Marvel has brought out the fifth collection of Walt Simonson's great run on Thor under the title Thor Visionaries: Walter Simonson, Vol. 5. Of course, the actual cover implies the title is Marvel Visionaries: Walter Simonson: The Mighty Thor and has no number on it, but that's par for the course for the confusing world of Marvel branding. (On the inside front cover, we can see that the first and fourth volumes were "Visionaries," but the second and third were officially Thor Legends (with a cover treatment implying their titles were actually Marvel Legends: yadda yadda yadda). Someday Marvel will grow up into a real publishing company and realize its own name is not the most important part of the packaging...or maybe not, actually, since that strategy has served them awfully well for the last couple of decades. (Another point to note: even though the book is now published, none of the online sellers have the actual cover, just the piece of art Marvel sent at the time of Diamond's solicitation. It's clear where their priorities are.) Whatever the new book is called, it's by Simonson and collects one of the great superhero runs of the '80s. It's available now.

New mass-market paperback lines are nearly as rare as hens' teeth, and the conventional wisdom has been that the format is in a deep slump, if not totally doomed. But, as always, Night Shade Books laughs at the conventional wisdom; they launched a brand new line in mass market last year. And this year they're bringing out Liz William's fine "Detective Inspector Chen" novels in that format -- Snake Agent was published in January and The Demon and the City in February, with Precious Dragon to follow this month. It's an engrossing detective series set in a supernatural near future -- and yet manages to be utterly unlike all of the "urban fantasies" that are so common these days, in large part by using real Chinese mythology (including an impressively bureaucratic Hell). Everyone who has not tried the series because the books are "too expensive" or because "my shelves are purpose-built for mass-markets" are now officially on notice -- you have no excuse now, and I expect you to buy, read, and enjoy these books. That is all.

Also from Night Shade, and also in the "I'm so glad" category, is Walter Jon Williams's new novel, Implied Spaces. Williams is probably the least-known best writer in the SF field, or maybe the writer who had the worst run of luck in the '90s, with great novels as various as Aristoi, Days of Atonement, and Metropolitan, and enough great stories to fill two big collections. But various publishing stuff has kept him from getting the audience he deserves -- and the audience that will really, really love his books, too -- until, I hope, now. Implied Spaces looks like a medium-future post-scarcity book, with pocket universes, massively powerful AIs, and flashing swords. I expect to love it, and I fervently home I'm not the only one. It's coming April 1st in hardcover.

2 comments:

Paul D said...

I've been thinking about trying Williams for a while, and after this post I think I will, but I'm curious, what is the publishing stuff that's kept him from more success?

Andrew Wheeler said...

Paul D: I've heard that Williams wasn't all that happy about his years at Tor, but I don't know the details of that -- but he did jump to Harper in the mid-90s.

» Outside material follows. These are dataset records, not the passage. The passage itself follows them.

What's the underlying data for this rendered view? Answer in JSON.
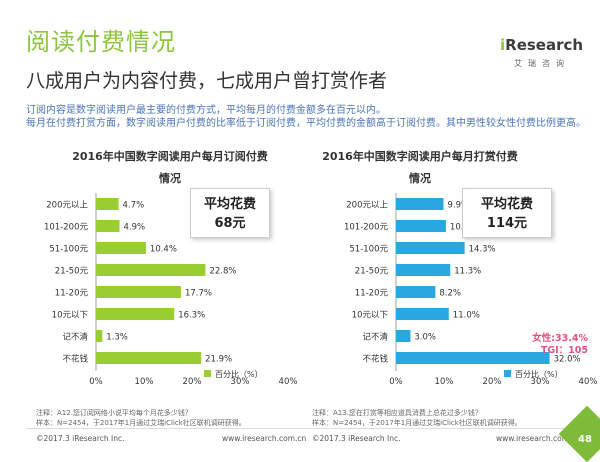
{
  "header": {
    "title": "阅读付费情况",
    "subtitle": "八成用户为内容付费，七成用户曾打赏作者",
    "desc1": "订阅内容是数字阅读用户最主要的付费方式，平均每月的付费金额多在百元以内。",
    "desc2": "每月在付费打赏方面，数字阅读用户付费的比率低于订阅付费，平均付费的金额高于订阅付费。其中男性较女性付费比例更高。"
  },
  "logo": {
    "text_i": "i",
    "text_rest": "Research",
    "cn": "艾瑞咨询"
  },
  "chart_data": [
    {
      "type": "bar",
      "orientation": "horizontal",
      "title_line1": "2016年中国数字阅读用户每月订阅付费",
      "title_line2": "情况",
      "categories": [
        "200元以上",
        "101-200元",
        "51-100元",
        "21-50元",
        "11-20元",
        "10元以下",
        "记不清",
        "不花钱"
      ],
      "values": [
        4.7,
        4.9,
        10.4,
        22.8,
        17.7,
        16.3,
        1.3,
        21.9
      ],
      "value_labels": [
        "4.7%",
        "4.9%",
        "10.4%",
        "22.8%",
        "17.7%",
        "16.3%",
        "1.3%",
        "21.9%"
      ],
      "xlim": [
        0,
        40
      ],
      "xticks": [
        "0%",
        "10%",
        "20%",
        "30%",
        "40%"
      ],
      "color": "#9acd32",
      "legend": "百分比（%）",
      "avg_line1": "平均花费",
      "avg_line2": "68元",
      "note1": "注释：A12.您订阅网络小说平均每个月花多少钱？",
      "note2": "样本：N=2454，于2017年1月通过艾瑞iClick社区联机调研获得。"
    },
    {
      "type": "bar",
      "orientation": "horizontal",
      "title_line1": "2016年中国数字阅读用户每月打赏付费",
      "title_line2": "情况",
      "categories": [
        "200元以上",
        "101-200元",
        "51-100元",
        "21-50元",
        "11-20元",
        "10元以下",
        "记不清",
        "不花钱"
      ],
      "values": [
        9.9,
        10.4,
        14.3,
        11.3,
        8.2,
        11.0,
        3.0,
        32.0
      ],
      "value_labels": [
        "9.9%",
        "10.4%",
        "14.3%",
        "11.3%",
        "8.2%",
        "11.0%",
        "3.0%",
        "32.0%"
      ],
      "xlim": [
        0,
        40
      ],
      "xticks": [
        "0%",
        "10%",
        "20%",
        "30%",
        "40%"
      ],
      "color": "#29a8e0",
      "legend": "百分比（%）",
      "avg_line1": "平均花费",
      "avg_line2": "114元",
      "note1": "注释：A13.您在打赏等相应道具消费上总花过多少钱？",
      "note2": "样本：N=2454，于2017年1月通过艾瑞iClick社区联机调研获得。",
      "annotation_line1": "女性:33.4%",
      "annotation_line2": "TGI：105"
    }
  ],
  "footer": {
    "copyright_left": "©2017.3 iResearch Inc.",
    "url_left": "www.iresearch.com.cn",
    "copyright_right": "©2017.3 iResearch Inc.",
    "url_right": "www.iresearch.com.cn",
    "page_number": "48"
  },
  "colors": {
    "accent": "#8cc63f",
    "desc": "#4a74b8",
    "annotation": "#e94e86"
  }
}
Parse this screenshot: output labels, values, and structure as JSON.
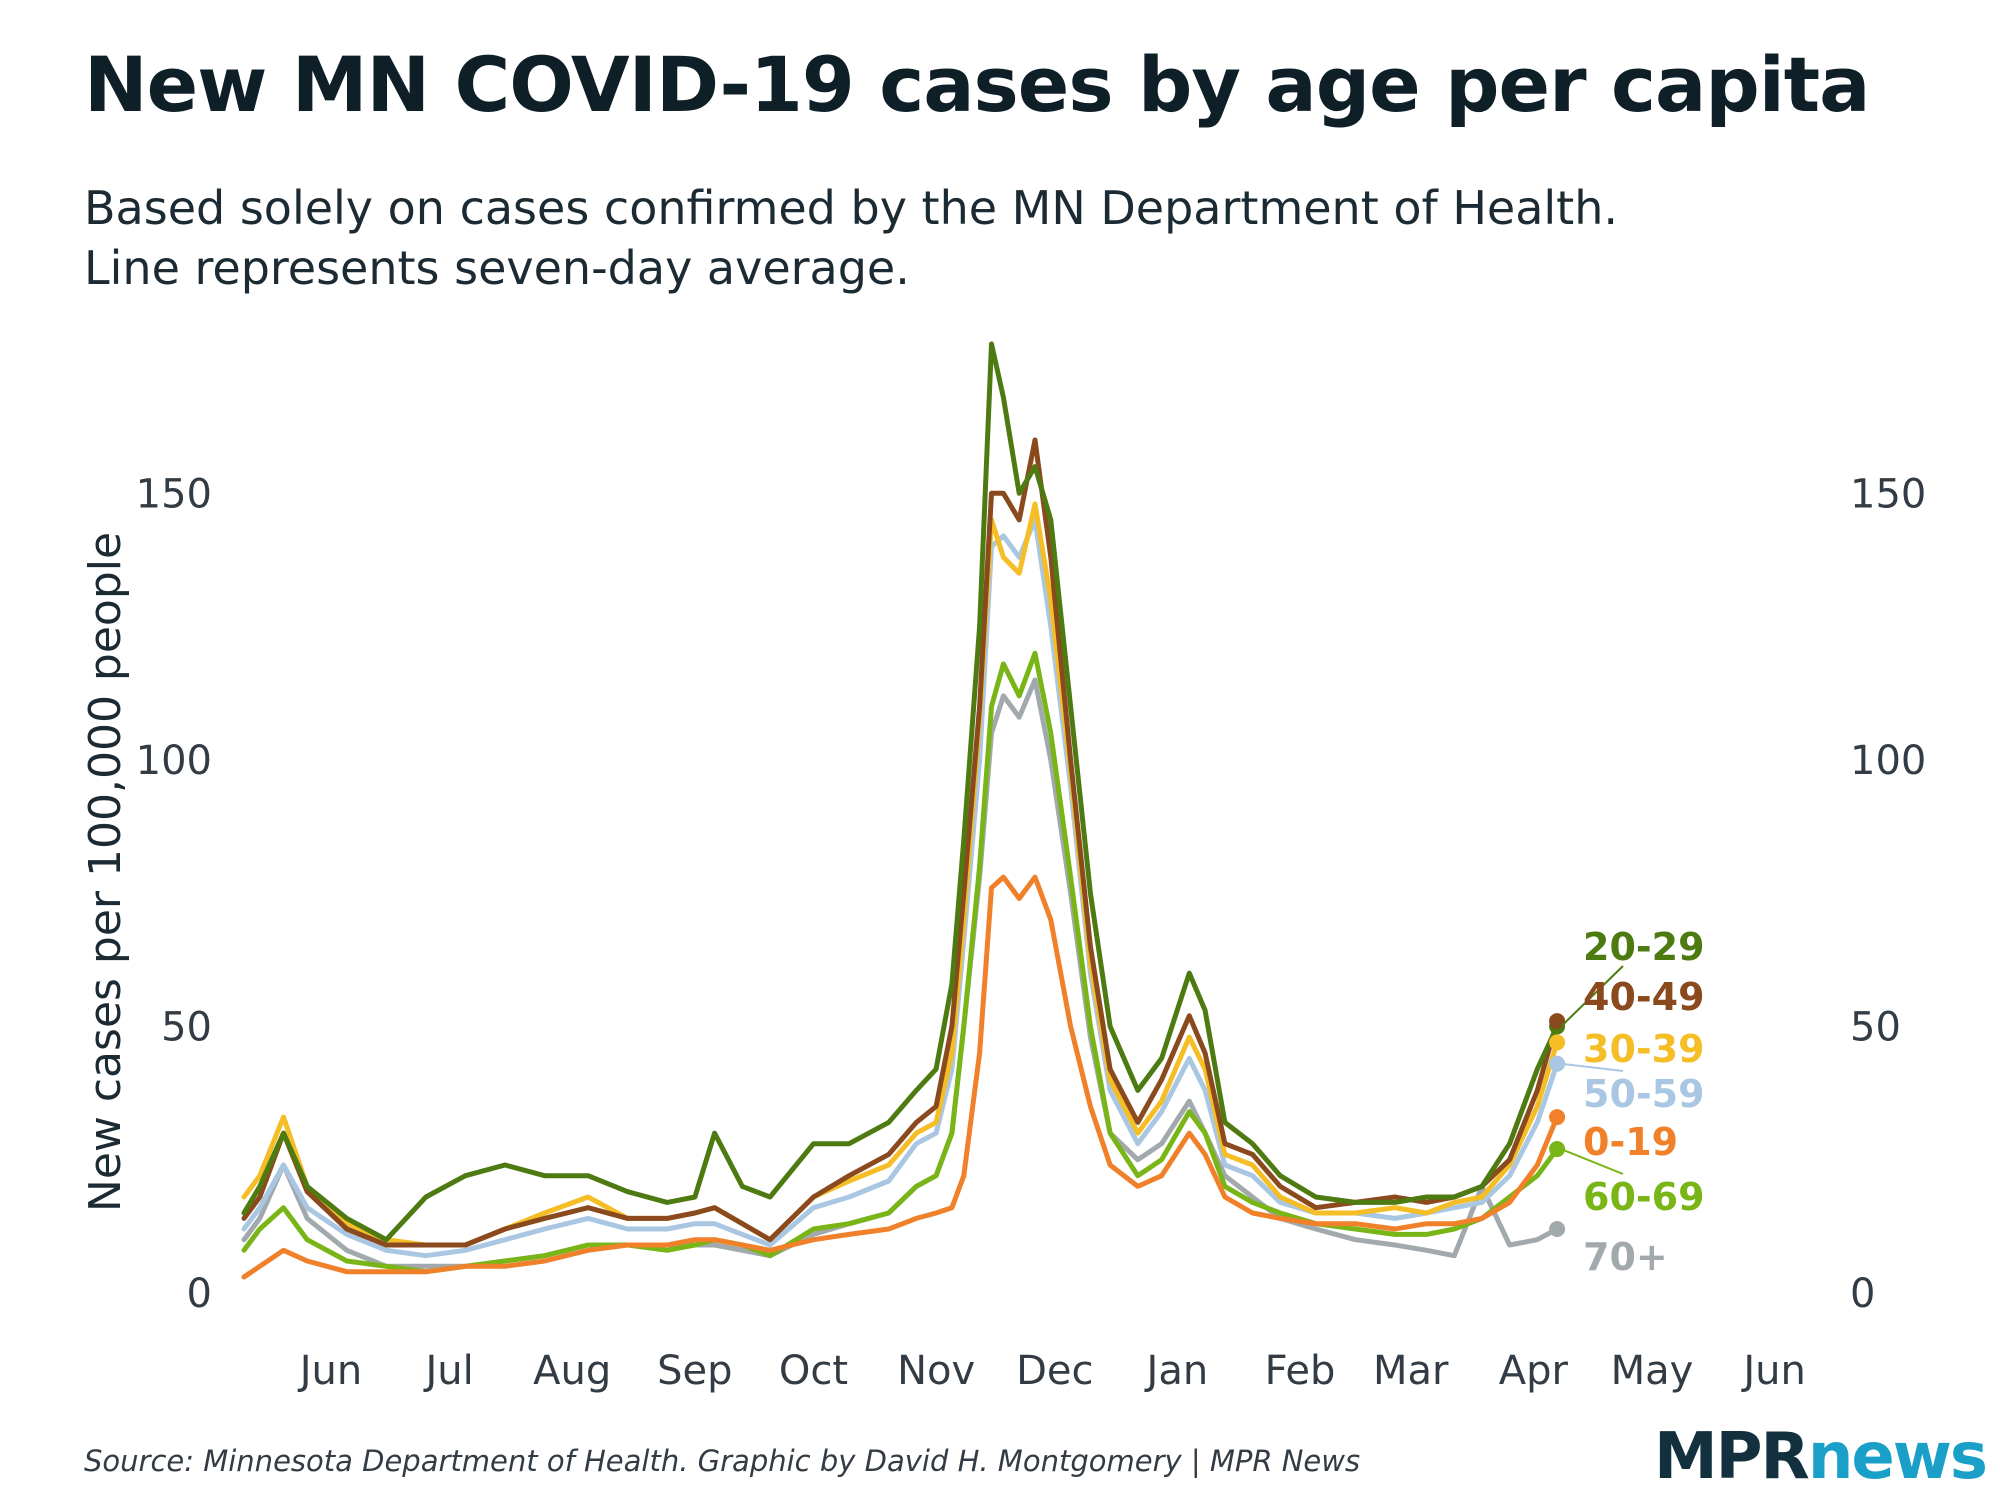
{
  "title": "New MN COVID-19 cases by age per capita",
  "subtitle": {
    "line1": "Based solely on cases confirmed by the MN Department of Health.",
    "line2": "Line represents seven-day average."
  },
  "source": "Source: Minnesota Department of Health. Graphic by David H. Montgomery | MPR News",
  "logo": {
    "part1": "MPR",
    "part2": "news"
  },
  "chart_data": {
    "type": "line",
    "ylabel": "New cases per 100,000 people",
    "ylim": [
      0,
      175
    ],
    "yticks": [
      0,
      50,
      100,
      150
    ],
    "xlim": [
      "2020-05-09",
      "2021-06-15"
    ],
    "xticks": [
      {
        "label": "Jun",
        "date": "2020-06-01"
      },
      {
        "label": "Jul",
        "date": "2020-07-01"
      },
      {
        "label": "Aug",
        "date": "2020-08-01"
      },
      {
        "label": "Sep",
        "date": "2020-09-01"
      },
      {
        "label": "Oct",
        "date": "2020-10-01"
      },
      {
        "label": "Nov",
        "date": "2020-11-01"
      },
      {
        "label": "Dec",
        "date": "2020-12-01"
      },
      {
        "label": "Jan",
        "date": "2021-01-01"
      },
      {
        "label": "Feb",
        "date": "2021-02-01"
      },
      {
        "label": "Mar",
        "date": "2021-03-01"
      },
      {
        "label": "Apr",
        "date": "2021-04-01"
      },
      {
        "label": "May",
        "date": "2021-05-01"
      },
      {
        "label": "Jun",
        "date": "2021-06-01"
      }
    ],
    "x": [
      "2020-05-10",
      "2020-05-14",
      "2020-05-20",
      "2020-05-26",
      "2020-06-05",
      "2020-06-15",
      "2020-06-25",
      "2020-07-05",
      "2020-07-15",
      "2020-07-25",
      "2020-08-05",
      "2020-08-15",
      "2020-08-25",
      "2020-09-01",
      "2020-09-06",
      "2020-09-13",
      "2020-09-20",
      "2020-10-01",
      "2020-10-10",
      "2020-10-20",
      "2020-10-27",
      "2020-11-01",
      "2020-11-05",
      "2020-11-08",
      "2020-11-12",
      "2020-11-15",
      "2020-11-18",
      "2020-11-22",
      "2020-11-26",
      "2020-11-30",
      "2020-12-05",
      "2020-12-10",
      "2020-12-15",
      "2020-12-22",
      "2020-12-28",
      "2021-01-04",
      "2021-01-08",
      "2021-01-13",
      "2021-01-20",
      "2021-01-27",
      "2021-02-05",
      "2021-02-15",
      "2021-02-25",
      "2021-03-05",
      "2021-03-12",
      "2021-03-19",
      "2021-03-26",
      "2021-04-02",
      "2021-04-07"
    ],
    "series": [
      {
        "name": "20-29",
        "color": "#4e7a12",
        "values": [
          15,
          20,
          30,
          20,
          14,
          10,
          18,
          22,
          24,
          22,
          22,
          19,
          17,
          18,
          30,
          20,
          18,
          28,
          28,
          32,
          38,
          42,
          58,
          85,
          125,
          178,
          168,
          150,
          155,
          145,
          110,
          75,
          50,
          38,
          44,
          60,
          53,
          32,
          28,
          22,
          18,
          17,
          17,
          18,
          18,
          20,
          28,
          42,
          50
        ]
      },
      {
        "name": "40-49",
        "color": "#8a4a1e",
        "values": [
          14,
          18,
          30,
          19,
          12,
          9,
          9,
          9,
          12,
          14,
          16,
          14,
          14,
          15,
          16,
          13,
          10,
          18,
          22,
          26,
          32,
          35,
          50,
          75,
          110,
          150,
          150,
          145,
          160,
          138,
          100,
          65,
          42,
          32,
          40,
          52,
          45,
          28,
          26,
          20,
          16,
          17,
          18,
          17,
          18,
          20,
          25,
          38,
          51
        ]
      },
      {
        "name": "30-39",
        "color": "#f5bd26",
        "values": [
          18,
          22,
          33,
          20,
          13,
          10,
          9,
          9,
          12,
          15,
          18,
          14,
          14,
          15,
          16,
          13,
          10,
          18,
          21,
          24,
          30,
          32,
          45,
          70,
          108,
          145,
          138,
          135,
          148,
          130,
          98,
          62,
          40,
          30,
          36,
          48,
          42,
          26,
          24,
          18,
          15,
          15,
          16,
          15,
          17,
          18,
          24,
          35,
          47
        ]
      },
      {
        "name": "50-59",
        "color": "#a9c7e2",
        "values": [
          12,
          16,
          24,
          16,
          11,
          8,
          7,
          8,
          10,
          12,
          14,
          12,
          12,
          13,
          13,
          11,
          9,
          16,
          18,
          21,
          28,
          30,
          42,
          66,
          100,
          140,
          142,
          138,
          145,
          125,
          95,
          60,
          38,
          28,
          34,
          44,
          38,
          24,
          22,
          17,
          15,
          15,
          14,
          15,
          16,
          17,
          22,
          32,
          43
        ]
      },
      {
        "name": "0-19",
        "color": "#f0812a",
        "values": [
          3,
          5,
          8,
          6,
          4,
          4,
          4,
          5,
          5,
          6,
          8,
          9,
          9,
          10,
          10,
          9,
          8,
          10,
          11,
          12,
          14,
          15,
          16,
          22,
          45,
          76,
          78,
          74,
          78,
          70,
          50,
          35,
          24,
          20,
          22,
          30,
          26,
          18,
          15,
          14,
          13,
          13,
          12,
          13,
          13,
          14,
          17,
          24,
          33
        ]
      },
      {
        "name": "60-69",
        "color": "#79b517",
        "values": [
          8,
          12,
          16,
          10,
          6,
          5,
          4,
          5,
          6,
          7,
          9,
          9,
          8,
          9,
          10,
          9,
          7,
          12,
          13,
          15,
          20,
          22,
          30,
          50,
          80,
          110,
          118,
          112,
          120,
          105,
          78,
          50,
          30,
          22,
          25,
          34,
          30,
          20,
          17,
          15,
          13,
          12,
          11,
          11,
          12,
          14,
          18,
          22,
          27
        ]
      },
      {
        "name": "70+",
        "color": "#a1a9ad",
        "values": [
          10,
          14,
          24,
          14,
          8,
          5,
          5,
          5,
          6,
          7,
          9,
          9,
          9,
          9,
          9,
          8,
          7,
          11,
          13,
          15,
          20,
          22,
          30,
          50,
          78,
          105,
          112,
          108,
          115,
          100,
          75,
          48,
          30,
          25,
          28,
          36,
          30,
          22,
          18,
          14,
          12,
          10,
          9,
          8,
          7,
          20,
          9,
          10,
          12
        ]
      }
    ]
  }
}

And then he had a string of bad luck: he got caught in the merger of Avon Eos and Harper Prism, had his big mainstreamy thriller The Rift get dropped on the market without any support, and lost a number of editors. Basically, any career momentum he had was frozen.

Night Shade is going to be bringing out some of his backlist -- they've already done Hardwired and Voice of the Whirlwind, and I think more will come. He's a fine writer who does something different almost every time out.